Akibatnya, karena dampak downside langsung dan mungkin yang tertinggal dari coronavirus pada ekspor Jepang, konsumsi swasta, pariwisata, kepercayaan bisnis dan konsumen, pendapatan perusahaan, produksi pabrik dan investasi, "risiko penurunan pertumbuhan berada pada naik," kata Mehta.

Efek coronavirus juga mungkin akan berlalu dalam satu atau dua bulan, yang seharusnya menyelamatkan Olimpiade Tokyo 

 - Sher Mehta, Virtuoso Ekonomi

Namun, ia tidak melihat dampak abadi, atau pemerintah hanya diam dan tidak melakukan apa pun.

“Mengingat kemungkinan pemerintah Jepang meluncurkan beberapa dukungan untuk sektor pariwisata dan perusahaan-perusahaan yang terkena dampak buruk oleh jatuhnya turis asing, bersama dengan stimulus fiskal pemerintah, ini akan meletakkan dasar di bawah pertumbuhan.

"Efek coronavirus juga mungkin akan berlalu dalam satu atau dua bulan, yang seharusnya menyelamatkan Olimpiade Tokyo."

Namun demikian, prospek ekonomi untuk tahun 2020 tidak pasti, yang berarti lingkungan untuk industri keuangan Jepang tampaknya lebih menantang pada saat margin bunga bersih diperas dan ada kemerosotan dalam pemberian pinjaman.

“Bank mungkin akan menghadapi lebih banyak tekanan ke bawah pada pendapatan dan laba,” kata Mehta, “karena dampak langsung dan lambat dari virus korona pada aktivitas ekonomi secara keseluruhan di Jepang dan di pasar sahamnya. Akibatnya, risiko keuangan meningkat, tetapi sedang. "

Singapura

Krisis Hong Kong telah memberikan dukungan kepada Singapura sebagai pusat keuangan yang relatif lebih aman, dan meskipun tidak akan mampu sepenuhnya menahan dampak virus corona, ia lebih baik diposisikan untuk melakukannya karena ia sudah menjadi lokasi investor teraman di Asia.

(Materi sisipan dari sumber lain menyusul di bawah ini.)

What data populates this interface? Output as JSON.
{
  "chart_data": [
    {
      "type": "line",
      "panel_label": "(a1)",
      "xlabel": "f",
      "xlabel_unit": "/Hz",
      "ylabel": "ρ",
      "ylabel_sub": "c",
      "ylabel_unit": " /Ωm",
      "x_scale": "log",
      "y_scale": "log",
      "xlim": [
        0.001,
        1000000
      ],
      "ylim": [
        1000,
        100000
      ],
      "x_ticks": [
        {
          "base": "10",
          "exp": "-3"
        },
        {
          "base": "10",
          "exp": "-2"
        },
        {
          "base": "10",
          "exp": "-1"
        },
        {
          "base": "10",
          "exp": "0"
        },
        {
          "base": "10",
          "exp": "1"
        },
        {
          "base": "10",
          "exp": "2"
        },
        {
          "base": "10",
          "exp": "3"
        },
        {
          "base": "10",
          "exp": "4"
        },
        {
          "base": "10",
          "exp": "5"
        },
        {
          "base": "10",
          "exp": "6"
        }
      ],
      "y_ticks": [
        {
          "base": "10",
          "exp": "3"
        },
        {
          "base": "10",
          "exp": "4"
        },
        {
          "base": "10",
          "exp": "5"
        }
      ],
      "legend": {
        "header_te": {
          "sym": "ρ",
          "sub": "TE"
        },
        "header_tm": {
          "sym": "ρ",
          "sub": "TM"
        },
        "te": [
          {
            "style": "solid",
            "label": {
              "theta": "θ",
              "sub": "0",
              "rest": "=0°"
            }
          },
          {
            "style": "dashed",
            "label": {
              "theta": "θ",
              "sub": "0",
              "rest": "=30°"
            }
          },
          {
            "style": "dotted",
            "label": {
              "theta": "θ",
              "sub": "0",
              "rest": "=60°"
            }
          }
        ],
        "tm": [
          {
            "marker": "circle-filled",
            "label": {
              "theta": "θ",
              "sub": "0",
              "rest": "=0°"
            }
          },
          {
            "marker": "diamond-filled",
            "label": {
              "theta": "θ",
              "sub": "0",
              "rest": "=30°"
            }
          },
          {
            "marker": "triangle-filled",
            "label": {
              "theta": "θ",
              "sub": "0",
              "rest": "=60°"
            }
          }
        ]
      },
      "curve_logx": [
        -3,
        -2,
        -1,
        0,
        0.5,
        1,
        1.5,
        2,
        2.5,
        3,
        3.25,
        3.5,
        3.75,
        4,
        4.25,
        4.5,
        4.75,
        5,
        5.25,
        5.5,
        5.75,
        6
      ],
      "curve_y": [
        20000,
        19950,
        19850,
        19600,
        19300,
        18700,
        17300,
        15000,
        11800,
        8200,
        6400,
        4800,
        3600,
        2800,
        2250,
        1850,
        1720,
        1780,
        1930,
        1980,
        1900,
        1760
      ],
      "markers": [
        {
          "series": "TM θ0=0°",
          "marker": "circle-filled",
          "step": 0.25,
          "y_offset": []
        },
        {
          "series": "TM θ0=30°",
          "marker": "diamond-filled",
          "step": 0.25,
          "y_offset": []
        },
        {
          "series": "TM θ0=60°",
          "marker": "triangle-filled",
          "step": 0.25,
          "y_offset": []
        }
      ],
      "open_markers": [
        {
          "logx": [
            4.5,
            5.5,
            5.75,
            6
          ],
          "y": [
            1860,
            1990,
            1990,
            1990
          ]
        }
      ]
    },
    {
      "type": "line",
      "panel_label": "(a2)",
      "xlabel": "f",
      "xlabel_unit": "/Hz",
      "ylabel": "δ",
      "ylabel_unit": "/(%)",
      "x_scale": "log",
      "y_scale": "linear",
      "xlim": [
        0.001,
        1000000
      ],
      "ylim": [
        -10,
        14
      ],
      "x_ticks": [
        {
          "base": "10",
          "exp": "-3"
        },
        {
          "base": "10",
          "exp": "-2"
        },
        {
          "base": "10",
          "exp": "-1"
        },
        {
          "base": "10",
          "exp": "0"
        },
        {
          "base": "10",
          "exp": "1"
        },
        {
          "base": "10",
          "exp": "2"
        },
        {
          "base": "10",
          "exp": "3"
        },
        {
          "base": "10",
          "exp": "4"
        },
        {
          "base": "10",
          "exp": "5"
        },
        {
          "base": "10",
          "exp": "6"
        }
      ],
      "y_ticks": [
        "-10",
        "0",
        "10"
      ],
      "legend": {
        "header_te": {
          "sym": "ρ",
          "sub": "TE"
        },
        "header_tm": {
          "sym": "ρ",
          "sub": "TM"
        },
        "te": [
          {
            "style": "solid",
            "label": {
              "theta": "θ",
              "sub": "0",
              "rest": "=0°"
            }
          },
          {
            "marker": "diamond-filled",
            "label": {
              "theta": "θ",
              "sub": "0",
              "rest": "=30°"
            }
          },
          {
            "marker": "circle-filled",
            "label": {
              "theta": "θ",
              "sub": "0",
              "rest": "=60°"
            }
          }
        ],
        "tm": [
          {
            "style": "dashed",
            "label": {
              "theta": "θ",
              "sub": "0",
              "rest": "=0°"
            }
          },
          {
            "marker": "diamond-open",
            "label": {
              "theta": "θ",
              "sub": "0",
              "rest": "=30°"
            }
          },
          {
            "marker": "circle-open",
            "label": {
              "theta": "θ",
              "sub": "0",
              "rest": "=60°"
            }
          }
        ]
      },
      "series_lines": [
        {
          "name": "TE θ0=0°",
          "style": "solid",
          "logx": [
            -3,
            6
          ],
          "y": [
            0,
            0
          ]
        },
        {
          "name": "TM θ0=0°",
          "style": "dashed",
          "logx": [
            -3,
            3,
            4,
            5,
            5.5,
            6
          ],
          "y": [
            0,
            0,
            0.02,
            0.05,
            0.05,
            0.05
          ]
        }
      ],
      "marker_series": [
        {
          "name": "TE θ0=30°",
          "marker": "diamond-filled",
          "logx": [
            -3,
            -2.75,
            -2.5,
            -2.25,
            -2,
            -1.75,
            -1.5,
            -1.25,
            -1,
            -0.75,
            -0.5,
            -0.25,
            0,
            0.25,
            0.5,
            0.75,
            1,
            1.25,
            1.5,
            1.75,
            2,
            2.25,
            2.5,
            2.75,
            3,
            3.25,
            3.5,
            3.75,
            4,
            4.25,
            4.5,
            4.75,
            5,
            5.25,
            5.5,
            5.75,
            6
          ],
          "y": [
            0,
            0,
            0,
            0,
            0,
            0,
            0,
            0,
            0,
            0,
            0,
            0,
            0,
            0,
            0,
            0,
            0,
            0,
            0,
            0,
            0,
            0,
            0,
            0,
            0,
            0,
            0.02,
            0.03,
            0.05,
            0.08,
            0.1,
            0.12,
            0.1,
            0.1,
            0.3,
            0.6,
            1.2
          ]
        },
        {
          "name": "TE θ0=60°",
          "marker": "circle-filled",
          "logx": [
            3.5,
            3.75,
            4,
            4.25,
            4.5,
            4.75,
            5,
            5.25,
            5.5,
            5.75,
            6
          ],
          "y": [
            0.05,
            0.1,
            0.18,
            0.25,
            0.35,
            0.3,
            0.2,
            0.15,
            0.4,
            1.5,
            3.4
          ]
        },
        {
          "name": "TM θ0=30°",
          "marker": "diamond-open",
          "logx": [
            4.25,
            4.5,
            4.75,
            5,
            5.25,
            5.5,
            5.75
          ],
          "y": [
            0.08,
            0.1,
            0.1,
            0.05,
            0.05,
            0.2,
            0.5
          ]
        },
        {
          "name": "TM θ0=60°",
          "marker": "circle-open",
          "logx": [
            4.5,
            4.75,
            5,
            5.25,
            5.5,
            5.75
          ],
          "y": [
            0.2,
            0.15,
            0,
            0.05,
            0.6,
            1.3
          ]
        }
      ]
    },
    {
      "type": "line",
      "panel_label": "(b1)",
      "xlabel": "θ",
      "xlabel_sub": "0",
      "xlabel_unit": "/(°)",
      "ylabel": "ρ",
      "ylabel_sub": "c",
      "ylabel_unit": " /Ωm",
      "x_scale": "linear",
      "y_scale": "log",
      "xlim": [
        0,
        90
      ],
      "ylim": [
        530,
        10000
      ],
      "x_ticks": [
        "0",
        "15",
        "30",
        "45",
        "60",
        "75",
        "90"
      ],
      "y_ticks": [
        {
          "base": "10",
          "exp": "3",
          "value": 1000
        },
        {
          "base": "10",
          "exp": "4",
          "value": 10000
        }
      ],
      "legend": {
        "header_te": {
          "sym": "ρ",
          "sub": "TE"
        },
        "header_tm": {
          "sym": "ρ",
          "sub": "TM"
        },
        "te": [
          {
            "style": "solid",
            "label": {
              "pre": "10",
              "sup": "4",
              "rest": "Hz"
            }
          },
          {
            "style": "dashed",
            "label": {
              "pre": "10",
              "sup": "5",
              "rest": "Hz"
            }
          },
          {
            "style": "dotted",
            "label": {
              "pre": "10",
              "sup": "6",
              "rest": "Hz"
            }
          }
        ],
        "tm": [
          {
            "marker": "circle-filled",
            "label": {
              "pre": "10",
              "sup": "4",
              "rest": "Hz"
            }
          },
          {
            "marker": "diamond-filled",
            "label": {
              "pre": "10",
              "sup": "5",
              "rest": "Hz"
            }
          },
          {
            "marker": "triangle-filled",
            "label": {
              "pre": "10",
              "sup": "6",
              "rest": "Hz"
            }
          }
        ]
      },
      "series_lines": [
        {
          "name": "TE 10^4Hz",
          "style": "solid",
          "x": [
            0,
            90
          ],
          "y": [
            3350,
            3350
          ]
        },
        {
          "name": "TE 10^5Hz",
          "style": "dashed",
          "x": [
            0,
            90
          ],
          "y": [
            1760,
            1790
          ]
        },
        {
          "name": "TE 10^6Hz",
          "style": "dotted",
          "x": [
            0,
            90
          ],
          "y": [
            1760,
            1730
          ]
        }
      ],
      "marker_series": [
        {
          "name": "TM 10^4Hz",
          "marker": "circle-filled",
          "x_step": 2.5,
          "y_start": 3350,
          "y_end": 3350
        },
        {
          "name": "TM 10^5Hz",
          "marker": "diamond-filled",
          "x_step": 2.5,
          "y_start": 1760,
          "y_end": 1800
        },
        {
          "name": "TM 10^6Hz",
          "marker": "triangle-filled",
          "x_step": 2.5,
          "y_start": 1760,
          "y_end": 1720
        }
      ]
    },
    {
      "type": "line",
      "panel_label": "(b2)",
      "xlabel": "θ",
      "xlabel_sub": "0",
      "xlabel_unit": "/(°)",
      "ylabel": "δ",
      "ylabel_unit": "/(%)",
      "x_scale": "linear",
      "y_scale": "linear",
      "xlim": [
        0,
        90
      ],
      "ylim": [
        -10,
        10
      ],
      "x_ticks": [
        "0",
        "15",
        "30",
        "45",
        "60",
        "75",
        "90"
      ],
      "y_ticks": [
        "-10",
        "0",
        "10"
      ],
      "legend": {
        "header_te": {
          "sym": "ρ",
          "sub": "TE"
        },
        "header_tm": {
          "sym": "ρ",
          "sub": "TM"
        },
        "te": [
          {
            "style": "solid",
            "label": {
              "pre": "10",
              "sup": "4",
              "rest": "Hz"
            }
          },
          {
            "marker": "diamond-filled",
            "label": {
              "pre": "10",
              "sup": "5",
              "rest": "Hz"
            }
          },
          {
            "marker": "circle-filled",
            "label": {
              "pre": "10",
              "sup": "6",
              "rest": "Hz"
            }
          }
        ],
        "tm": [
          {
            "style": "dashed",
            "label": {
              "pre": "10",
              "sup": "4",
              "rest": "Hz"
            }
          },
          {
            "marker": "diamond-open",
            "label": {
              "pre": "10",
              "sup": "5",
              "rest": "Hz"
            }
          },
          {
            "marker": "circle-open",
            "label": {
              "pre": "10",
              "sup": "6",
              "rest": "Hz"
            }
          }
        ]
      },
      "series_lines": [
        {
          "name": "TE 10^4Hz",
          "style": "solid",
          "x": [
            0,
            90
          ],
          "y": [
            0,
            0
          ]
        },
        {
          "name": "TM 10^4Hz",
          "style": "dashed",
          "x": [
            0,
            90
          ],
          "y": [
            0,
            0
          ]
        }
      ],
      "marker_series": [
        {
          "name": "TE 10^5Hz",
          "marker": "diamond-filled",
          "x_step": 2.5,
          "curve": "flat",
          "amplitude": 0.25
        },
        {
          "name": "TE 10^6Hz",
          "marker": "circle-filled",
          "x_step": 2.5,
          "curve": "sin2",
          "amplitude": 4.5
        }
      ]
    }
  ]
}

Meskipun pemerintah telah menurunkan perkiraan untuk pertumbuhan PDB, pemerintah juga merespons dengan baik dengan memperkenalkan paket besar langkah-langkah stimulus, tetapi tidak ada ruang untuk berpuas diri seperti yang diperlihatkan oleh profesor Wu, profesor Wu, sambil mencatat bahwa China adalah mitra dagang terbesar Singapura untuk keduanya. ekspor dan impor dan telah mencatat pertumbuhan suram sebesar 0.7% pada 2019.

Sebelum coronavirus mulai berlaku, para ekonom sektor swasta memperkirakan pertumbuhan 1% hingga 1.5% untuk tahun 2020, tetapi ini sekarang tidak mungkin dicapai dan Singapura bahkan mungkin akan memasuki resesi tahun ini.

“Ekspor Singapura ke Tiongkok menyumbang 13% dari total ekspor dan 10% dari PDB. Negara kota ini juga menampung $ 50 miliar stok FDI China, 3.6 juta pengunjung Tiongkok per tahun, dan ribuan siswa dari China, ”komentar Wu.

“Jadi Singapura sangat rentan terhadap penurunan tajam di Tiongkok. Pemerintah telah menerapkan larangan kedatangan pengunjung (terlepas dari kewarganegaraan) dari Cina, dan meningkatkan kondisi sistem respons wabah penyakit menjadi oranye - tepat di bawah level tertinggi merah. "

Berdesir

Euromoney sedang dalam proses memulai survei kuartalan terbaru di antara semesta penuh lebih dari 300 ekonom dan pakar risiko lainnya di seluruh dunia. Ini harus memberi kesan tentang bagaimana coronavirus menambah friksi perdagangan global dan risiko ekonomi dan geopolitik lainnya yang memengaruhi risiko investor selama beberapa bulan mendatang.

Beberapa kontributor survei telah mengindikasikan bagaimana pengaruh posisi dominan China dalam rantai pasokan global, perdagangan dan pariwisata akan mempengaruhi negara-negara lain mengingat gangguan pada produksi.

Survei triwulan pertama 2020 adalah waktu yang tepat untuk membuat penilaian lain terhadap krisis, karena akan berakhir menjelang akhir Maret, yang memungkinkan analis lebih banyak waktu untuk melihat bagaimana dampaknya berkembang.

Kontributor survei Matthieu Pautonnier, kepala bagian produksi dan ekonom kuantitatif senior di TAC Economics, percaya bahwa Korea Selatan, Jepang, Thailand, Indonesia, Malaysia, dan India akan terkena dampak paling parah di Asia, dengan AS dan Jerman juga sensitif “karena mereka beroperasi sebagai hub global yang saling terhubung dengan hub rantai nilai Tiongkok ”.

Dia melihat tekanan pada harga komoditas karena China adalah pembeli terbesar dari banyak orang, meskipun efek harga minyak akan dipengaruhi oleh premium risiko politik Timur Tengah.

Untuk aset keuangan, wabah koronavirus berarti peningkatan volatilitas nilai tukar (terutama terhadap yuan dan mata uang negara berkembang lainnya), penurunan pasar ekuitas dan hasil obligasi "safe haven" yang lebih rendah.